After Saturday night’s win at Columbia, Sears headed toward the locker room, high-fiving everyone in Yale gear who came across his path. After last season’s tiebreaker loss to Harvard, he had taken a picture of the scoreboard on his phone and saved it as his wallpaper as motivation throughout the summer. Now that the goal was compete, he had trouble finding the right words. “Euphoria,” he said, “that’s the feeling.”
The players gathered outside the locker room and mobbed Jones when he approached. And when Ivy League executive director Robin Harris told the Bulldogs they were going dancing, they erupted in another scream and held the trophy aloft.
“It's amazing,” said senior forward Brandon Sherrod, who scored 13 points in the win. “You look up in [our] gym and see the last time we got to the tournament was 1962, it really motivates you to win. Every college basketball player wants to go to the Big Dance. It’s unbelievable, a great time for our school, a great opportunity for our team. It’s surreal.”
Montague, though, wasn’t far from anyone’s mind. Questions about him peppered the postgame press conference. But no one on the team, including Jones or a school spokesman, would comment on the record about the reasons for Montague’s dismissal. Before the game, Jones said, “I won’t comment on anyone who isn’t a part of our basketball team.” After the game, he downplayed the significance of his team missing its captain, saying, “It’s not as big a hit as some people might think.” But some of the players seemed to feel differently. Senior guard Khaliq Ghani wrote “Gucci” on his wrist tape and held up four fingers after making a three-pointer with 5:59 left in the second half. “We’re not trying to offend anyone, it’s just coming from the heart,” Ghani said. “Jack is still the captain of our team.”
Several players told SI anonymously that they wouldn’t be showing their support if they had any doubt about his character. “We’re not hard-hearted or callous,” one player said. Clearly, though, there are people on campus who feel differently.

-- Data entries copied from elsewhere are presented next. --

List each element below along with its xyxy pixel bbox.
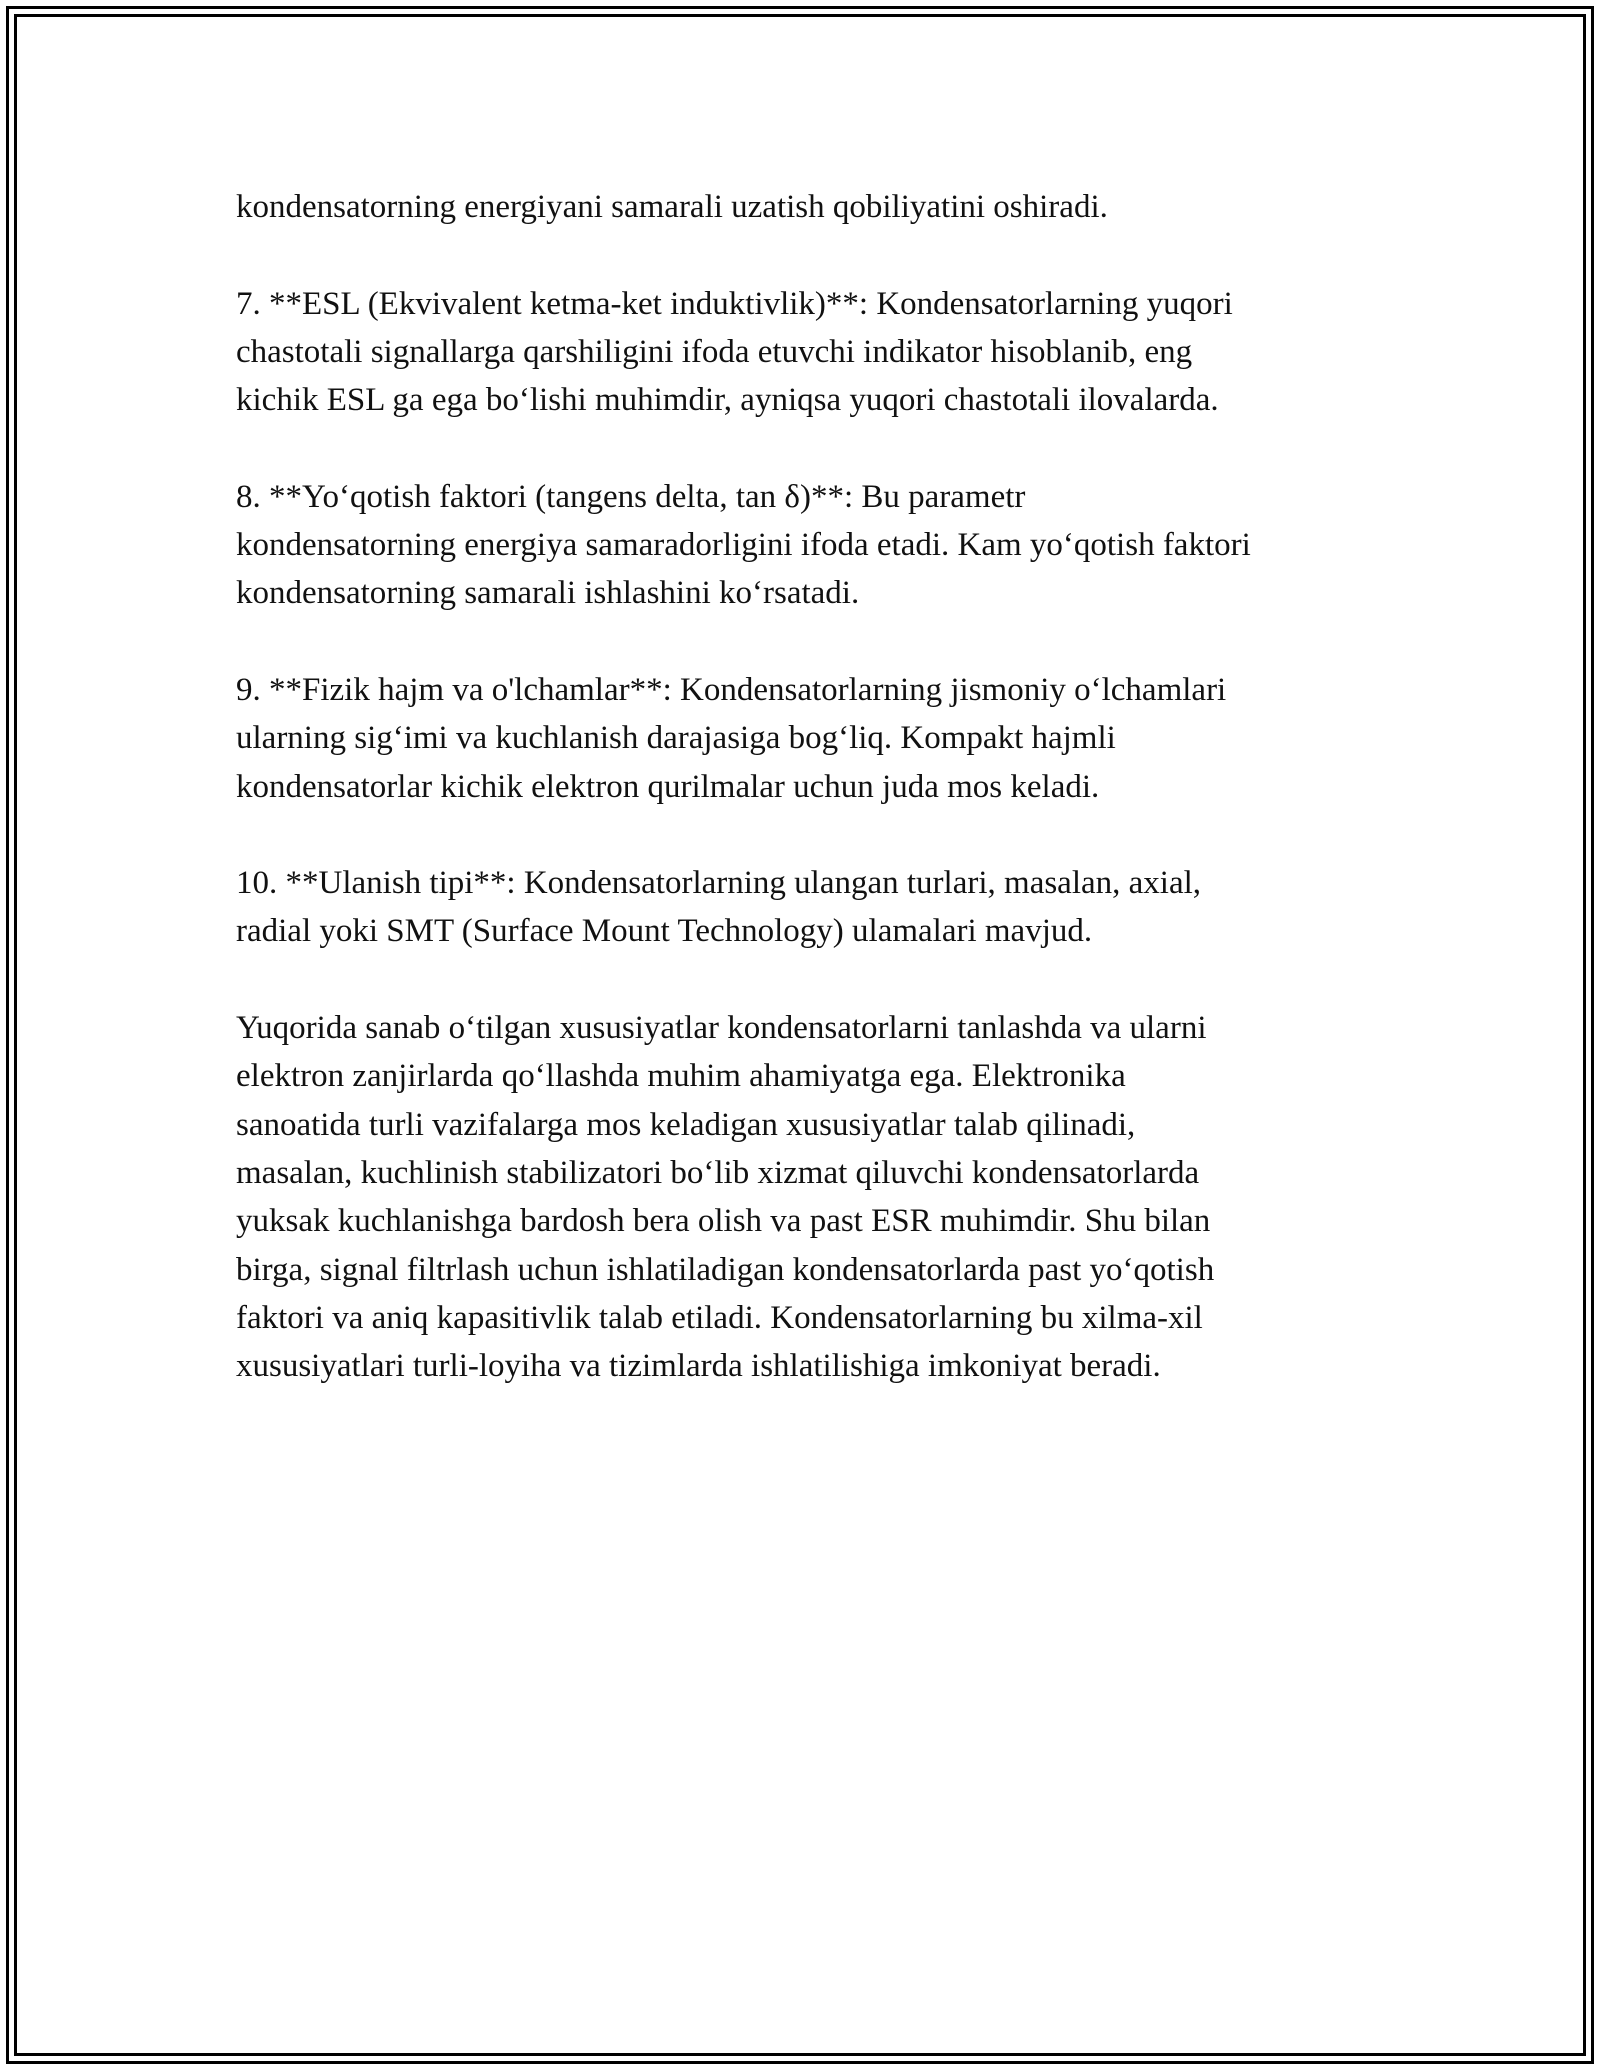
document-body [236, 183, 1396, 1439]
paragraph-item-9-physical-size: 9. **Fizik hajm va o'lchamlar**: Kondensatorlarning jismoniy o‘lchamlari ularning sig‘imi va kuchlanish darajasiga bog‘liq. Kompakt hajmli kondensatorlar kichik elektron qurilmalar uchun juda mos keladi. [236, 671, 1227, 805]
paragraph-item-8-loss-factor: 8. **Yo‘qotish faktori (tangens delta, tan δ)**: Bu parametr kondensatorning energiya samaradorligini ifoda etadi. Kam yo‘qotish faktori kondensatorning samarali ishlashini ko‘rsatadi. [236, 478, 1251, 612]
paragraph-item-7-esl: 7. **ESL (Ekvivalent ketma-ket induktivlik)**: Kondensatorlarning yuqori chastotali signallarga qarshiligini ifoda etuvchi indikator hisoblanib, eng kichik ESL ga ega bo‘lishi muhimdir, ayniqsa yuqori chastotali ilovalarda. [236, 285, 1233, 419]
paragraph-continuation: kondensatorning energiyani samarali uzatish qobiliyatini oshiradi. [236, 189, 1108, 225]
paragraph-conclusion: Yuqorida sanab o‘tilgan xususiyatlar kondensatorlarni tanlashda va ularni elektron zanjirlarda qo‘llashda muhim ahamiyatga ega. Elektronika sanoatida turli vazifalarga mos keladigan xususiyatlar talab qilinadi, masalan, kuchlinish stabilizatori bo‘lib xizmat qiluvchi kondensatorlarda yuksak kuchlanishga bardosh bera olish va past ESR muhimdir. Shu bilan birga, signal filtrlash uchun ishlatiladigan kondensatorlarda past yo‘qotish faktori va aniq kapasitivlik talab etiladi. Kondensatorlarning bu xilma-xil xususiyatlari turli-loyiha va tizimlarda ishlatilishiga imkoniyat beradi. [236, 1010, 1215, 1385]
paragraph-item-10-connection-type: 10. **Ulanish tipi**: Kondensatorlarning ulangan turlari, masalan, axial, radial yoki SMT (Surface Mount Technology) ulamalari mavjud. [236, 865, 1202, 950]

While the Bulldogs were ecstatic to have clinched a tournament bid, the controversy did cast a pall over the celebration. “Everyone says that after a championship, you can’t imagine your day going any better,” Sears said, “but tonight was not perfect for us. We miss Jack.”
On Saturday afternoon, after the team’s pregame meal, Sears had wanted to make sure Montague still felt connected to the Bulldogs. So he linked his laptop to a projector and all his teammates gathered around him. After a few rings on FaceTime, Montague appeared. From his home in Brentwood, the ex-team captain told his teammates he was rooting for them. And although he knew he’d never play at Yale again, he pledged that if the Bulldogs made the NCAA tournament, he’d find a way to be there with them.